Domestic Disturbance
The Shining is the single most important viewing of my life,” says Sean Durkin, the director of cult thriller Martha Marcy May Marlene and the equally disturbing Channel 4 miniseries about a town shooting, Southcliffe. We’re discussing Stanley Kubrick’s masterpiece because Durkin’s long-awaited sophomore movie, The Nest – a riveting drama about a family moving from New York to a rambling mansion in Surrey, England – is haunted by the ghosts of the Overlook Hotel.

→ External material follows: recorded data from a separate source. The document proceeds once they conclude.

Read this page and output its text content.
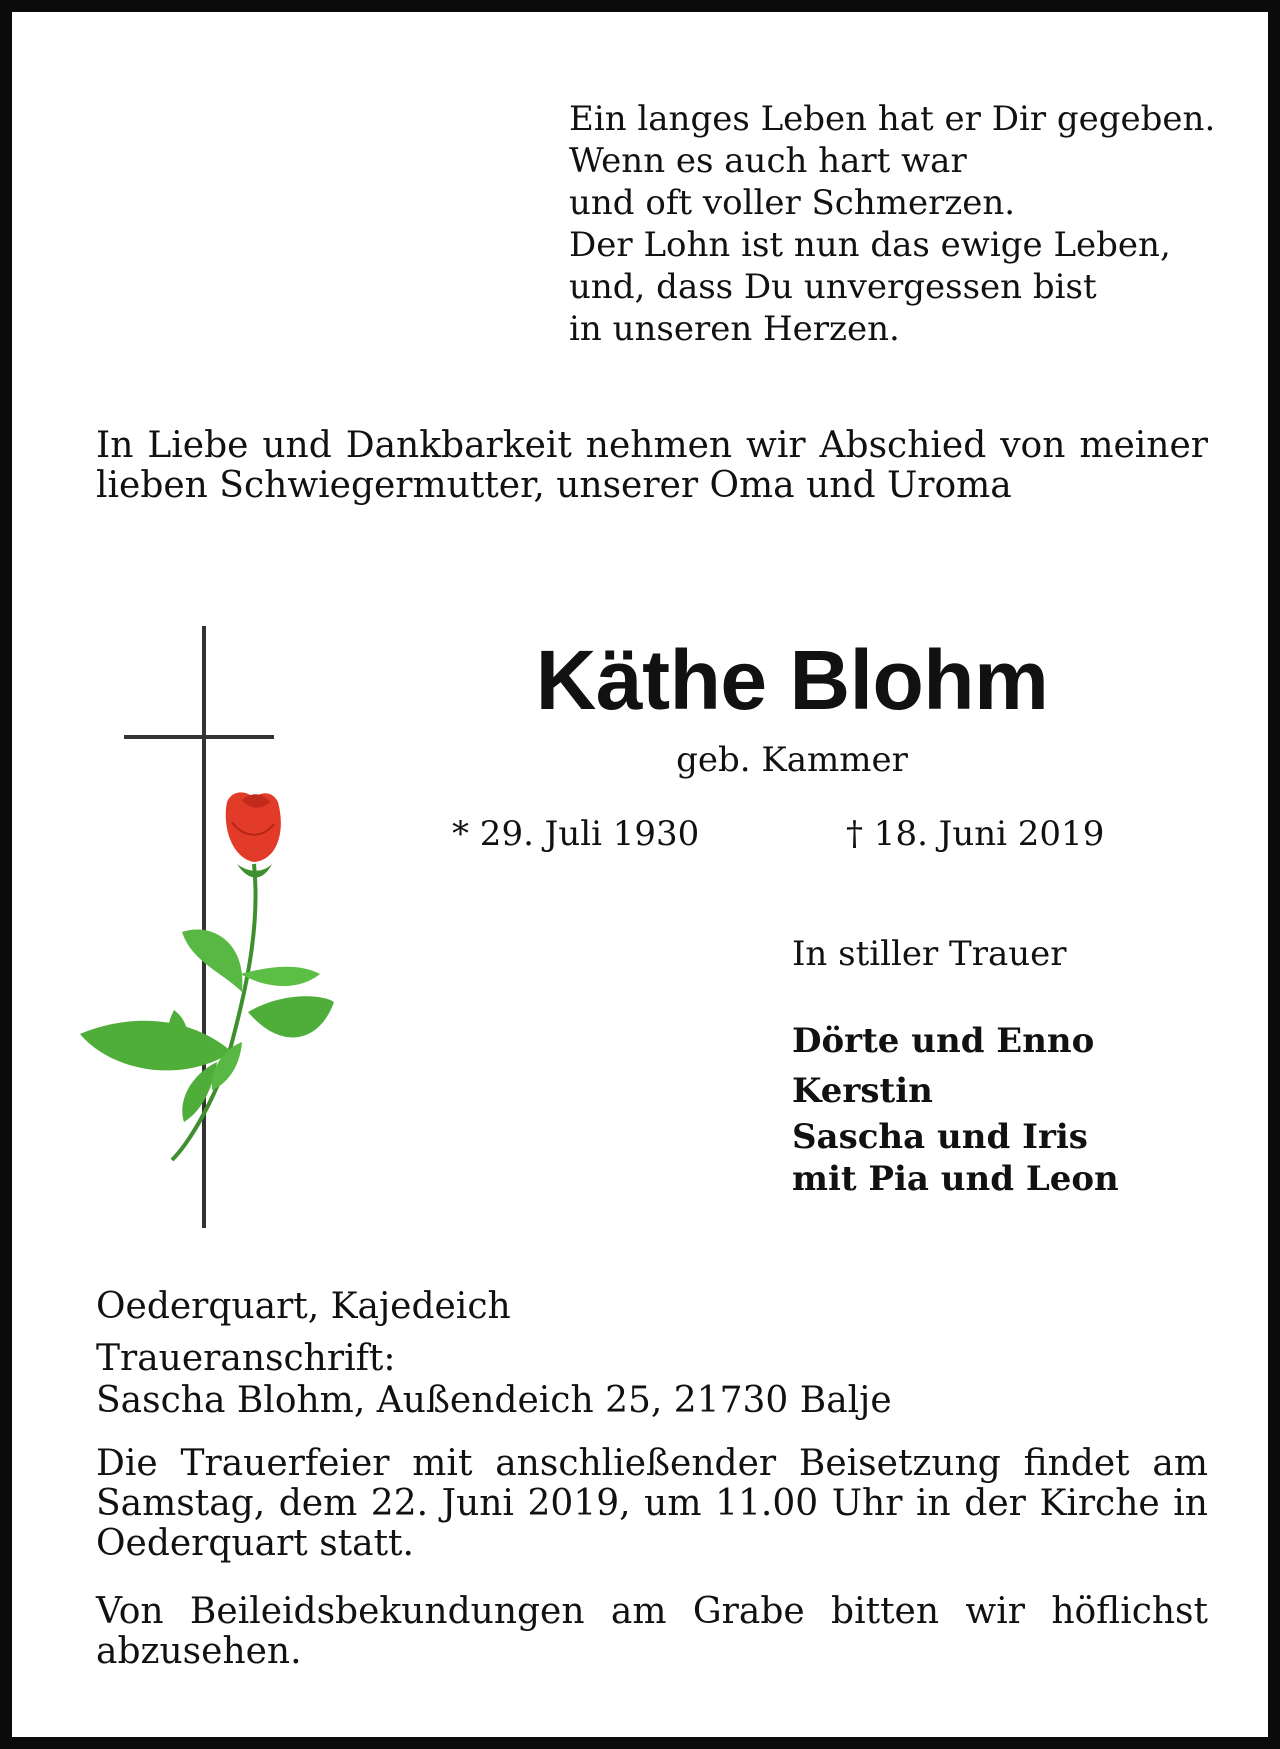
Ein langes Leben hat er Dir gegeben.
Wenn es auch hart war
und oft voller Schmerzen.
Der Lohn ist nun das ewige Leben,
und, dass Du unvergessen bist
in unseren Herzen.
In Liebe und Dankbarkeit nehmen wir Abschied von meiner lieben Schwiegermutter, unserer Oma und Uroma
Käthe Blohm
geb. Kammer
* 29. Juli 1930	† 18. Juni 2019
In stiller Trauer
Dörte und Enno
Kerstin
Sascha und Iris
mit Pia und Leon
Oederquart, Kajedeich
Traueranschrift:
Sascha Blohm, Außendeich 25, 21730 Balje
Die Trauerfeier mit anschließender Beisetzung findet am Samstag, dem 22. Juni 2019, um 11.00 Uhr in der Kirche in Oederquart statt.
Von Beileidsbekundungen am Grabe bitten wir höflichst abzusehen.
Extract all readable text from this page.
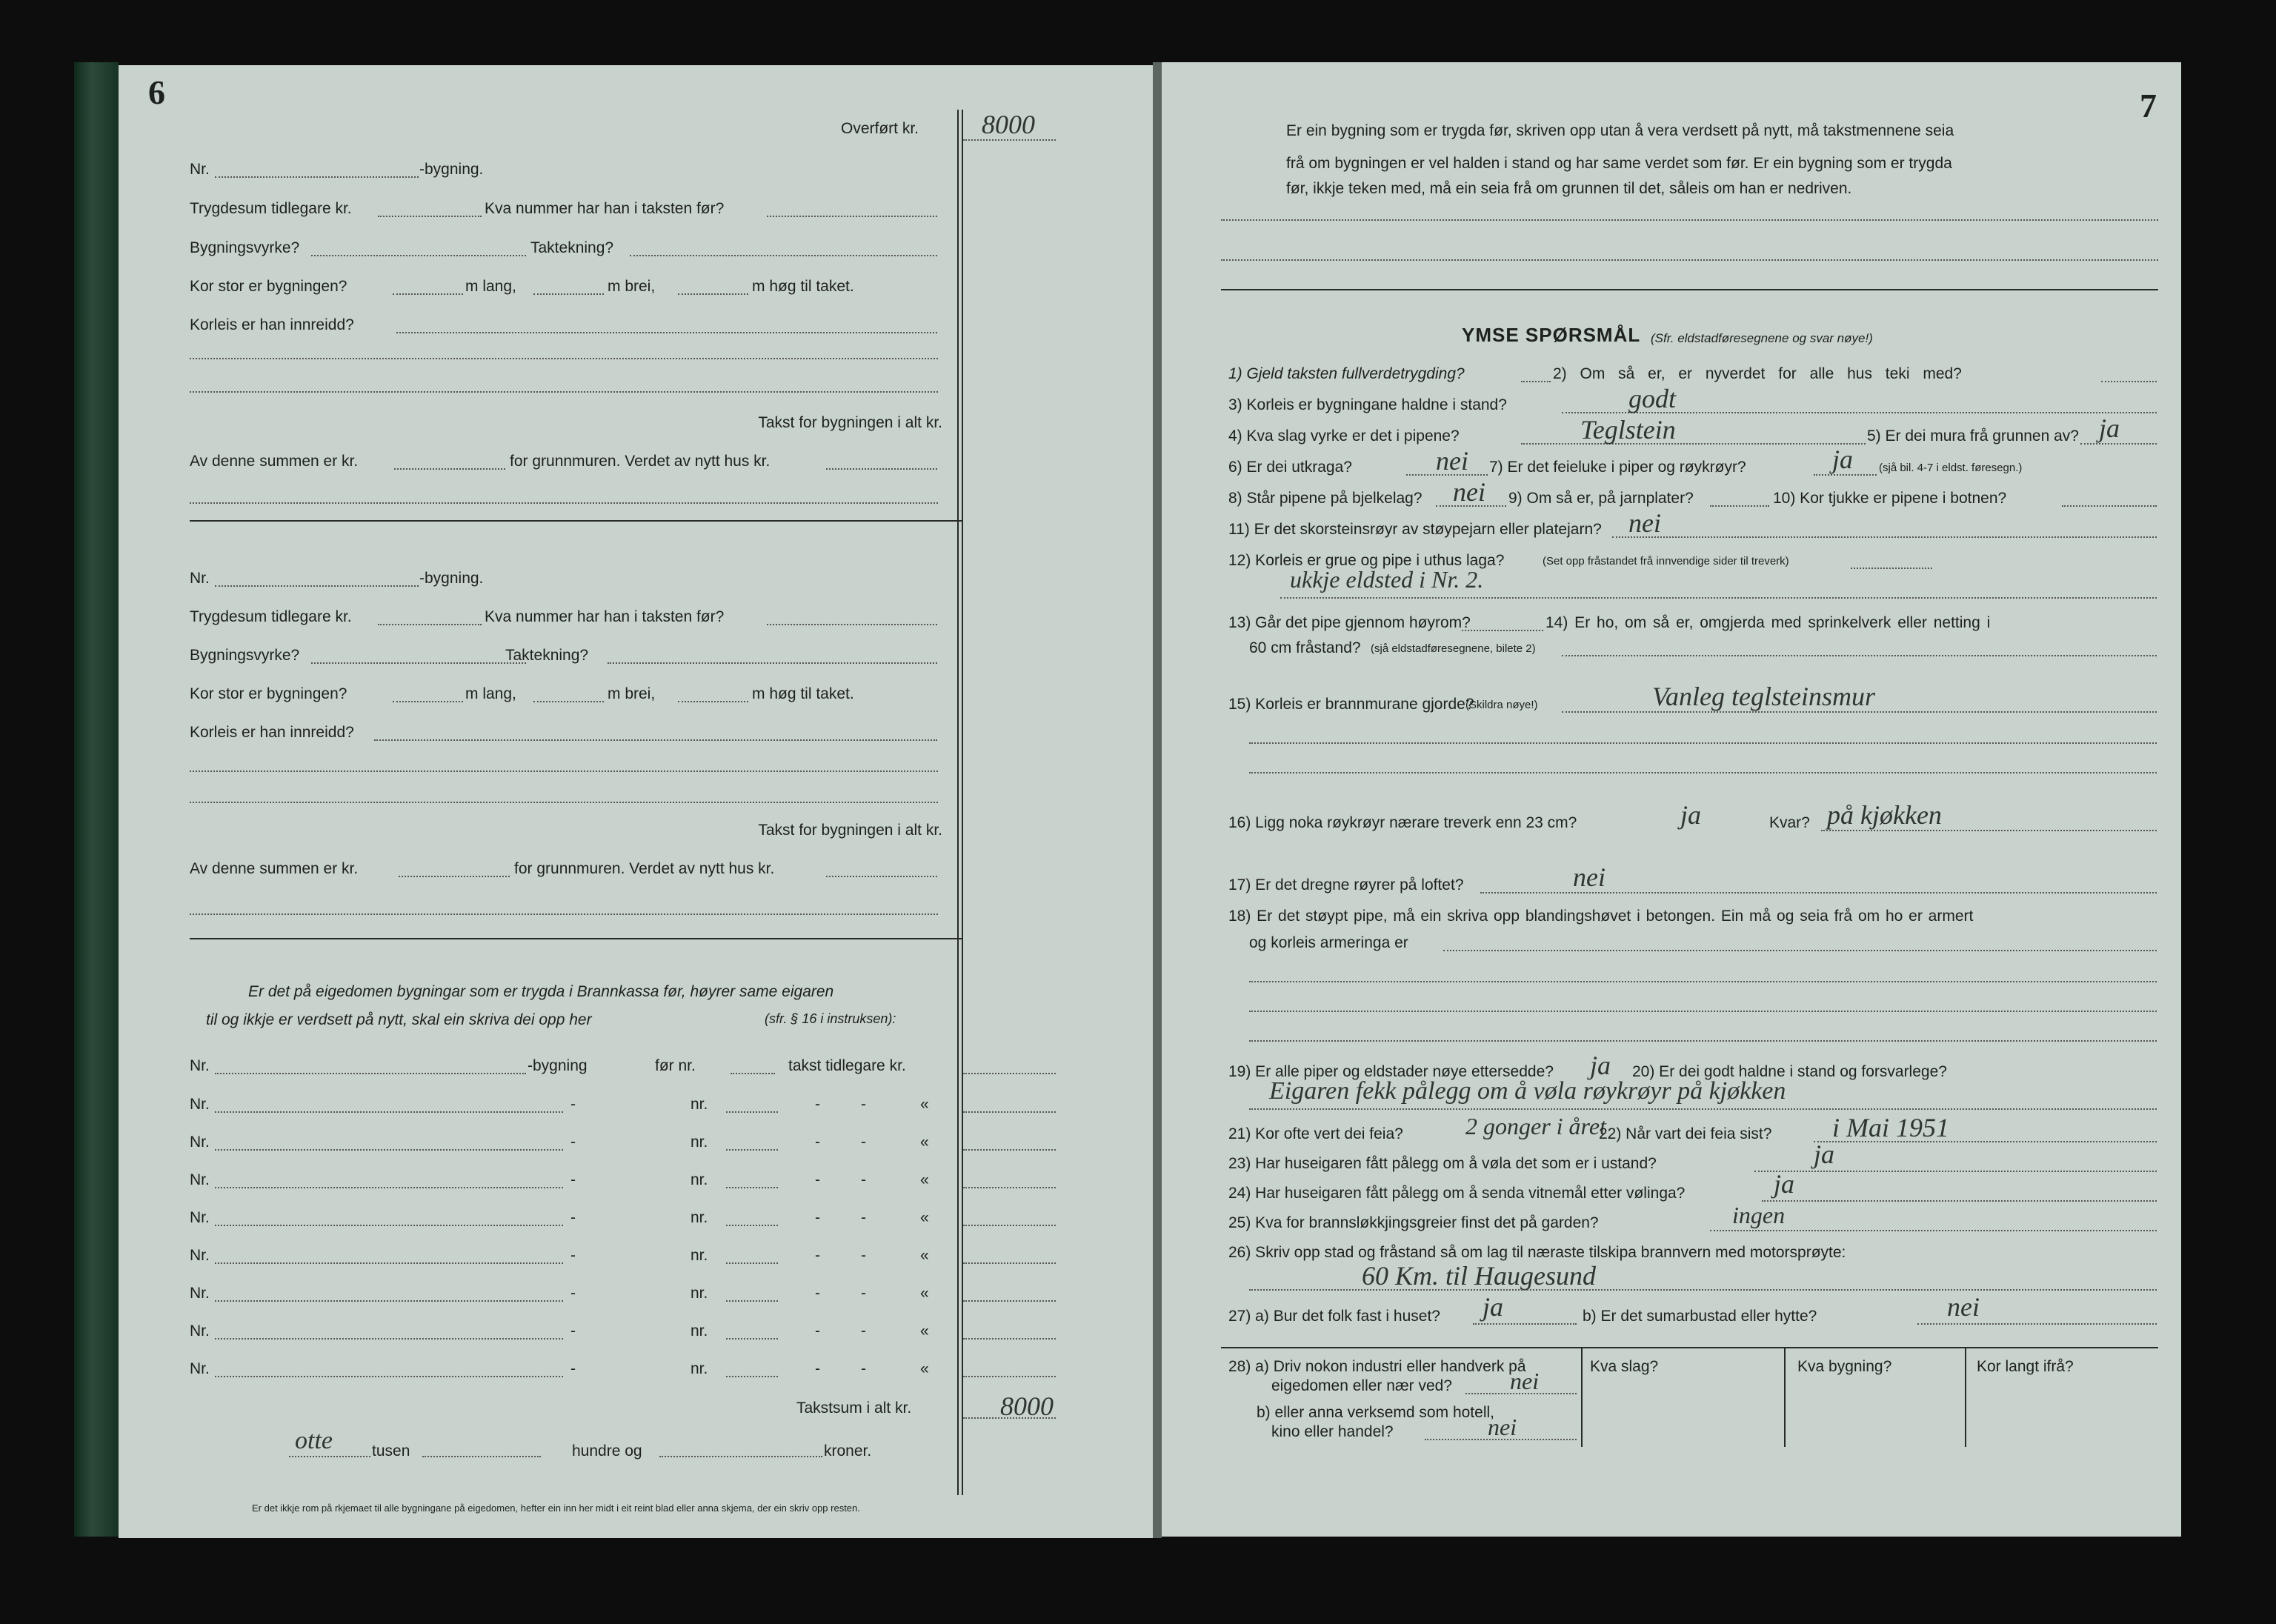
6
Overført kr. 8000
Nr.	-bygning.
Trygdesum tidlegare kr.	Kva nummer har han i taksten før?
Bygningsvyrke?	Taktekning?
Kor stor er bygningen?	m lang,	m brei,	m høg til taket.
Korleis er han innreidd?
Takst for bygningen i alt kr.
Av denne summen er kr.	for grunnmuren. Verdet av nytt hus kr.
Nr.	-bygning.
Trygdesum tidlegare kr.	Kva nummer har han i taksten før?
Bygningsvyrke?	Taktekning?
Kor stor er bygningen?	m lang,	m brei,	m høg til taket.
Korleis er han innreidd?
Takst for bygningen i alt kr.
Av denne summen er kr.	for grunnmuren. Verdet av nytt hus kr.
Er det på eigedomen bygningar som er trygda i Brannkassa før, høyrer same eigaren
til og ikkje er verdsett på nytt, skal ein skriva dei opp her	(sfr. § 16 i instruksen):
Nr.	-bygning	før nr.	takst tidlegare kr.
Nr.	-	nr.	-	-	«
Nr.	-	nr.	-	-	«
Nr.	-	nr.	-	-	«
Nr.	-	nr.	-	-	«
Nr.	-	nr.	-	-	«
Nr.	-	nr.	-	-	«
Nr.	-	nr.	-	-	«
Nr.	-	nr.	-	-	«
Takstsum i alt kr.	8000
otte	tusen	hundre og	kroner.
Er det ikkje rom på rkjemaet til alle bygningane på eigedomen, hefter ein inn her midt i eit reint blad eller anna skjema, der ein skriv opp resten.
7
Er ein bygning som er trygda før, skriven opp utan å vera verdsett på nytt, må takstmennene seia
frå om bygningen er vel halden i stand og har same verdet som før. Er ein bygning som er trygda
før, ikkje teken med, må ein seia frå om grunnen til det, såleis om han er nedriven.
YMSE SPØRSMÅL (Sfr. eldstadføresegnene og svar nøye!)
1) Gjeld taksten fullverdetrygding?	2) Om så er, er nyverdet for alle hus teki med?
3) Korleis er bygningane haldne i stand?	godt
4) Kva slag vyrke er det i pipene?	Teglstein	5) Er dei mura frå grunnen av? ja
6) Er dei utkraga?	nei 7) Er det feieluke i piper og røykrøyr?	ja (sjå bil. 4-7 i eldst. føresegn.)
8) Står pipene på bjelkelag? nei 9) Om så er, på jarnplater?	10) Kor tjukke er pipene i botnen?
11) Er det skorsteinsrøyr av støypejarn eller platejarn? nei
12) Korleis er grue og pipe i uthus laga?	(Set opp fråstandet frå innvendige sider til treverk)
ukkje eldsted i Nr. 2.
13) Går det pipe gjennom høyrom?	14) Er ho, om så er, omgjerda med sprinkelverk eller netting i
60 cm fråstand? (sjå eldstadføresegnene, bilete 2)
15) Korleis er brannmurane gjorde?
(Skildra nøye!)	Vanleg teglsteinsmur
16) Ligg noka røykrøyr nærare treverk enn 23 cm?	ja	Kvar? på kjøkken
17) Er det dregne røyrer på loftet?	nei
18) Er det støypt pipe, må ein skriva opp blandingshøvet i betongen. Ein må og seia frå om ho er armert
og korleis armeringa er
19) Er alle piper og eldstader nøye ettersedde? ja 20) Er dei godt haldne i stand og forsvarlege?
Eigaren fekk pålegg om å vøla røykrøyr på kjøkken
21) Kor ofte vert dei feia?	2 gonger i året
22) Når vart dei feia sist? i Mai 1951
23) Har huseigaren fått pålegg om å vøla det som er i ustand?	ja
24) Har huseigaren fått pålegg om å senda vitnemål etter vølinga?	ja
25) Kva for brannsløkkjingsgreier finst det på garden?	ingen
26) Skriv opp stad og fråstand så om lag til næraste tilskipa brannvern med motorsprøyte:
60 Km. til Haugesund
27) a) Bur det folk fast i huset? ja	b) Er det sumarbustad eller hytte?	nei
28) a) Driv nokon industri eller handverk på
eigedomen eller nær ved? nei
b) eller anna verksemd som hotell,
kino eller handel?	nei
Kva slag?	Kva bygning?	Kor langt ifrå?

“I was 12,” continues Durkin. “I’d just moved to New York, and I went to a friend’s house. His older brother had a VHS of The Shining. We watched it, and it was the first time I knew I wanted to make films – just subconsciously understanding direction and atmosphere. I felt like I had lived in some pretty tense atmospheres, and I think it was my first time seeing a film that expressed tense atmosphere, and an uncanny…” He smiles sheepishly. “I felt quite connected to the whole thing.”
Durkin was born in Canada, spent his childhood in in Kent, he was surprised by just how much it felt like home – and he wanted to make a movie to explore that feeling. It took five years to write and develop, but is worth the wait, emerging as a subtle, slow-burn, painstakingly detailed examination of a marriage and a family coming apart at the seams.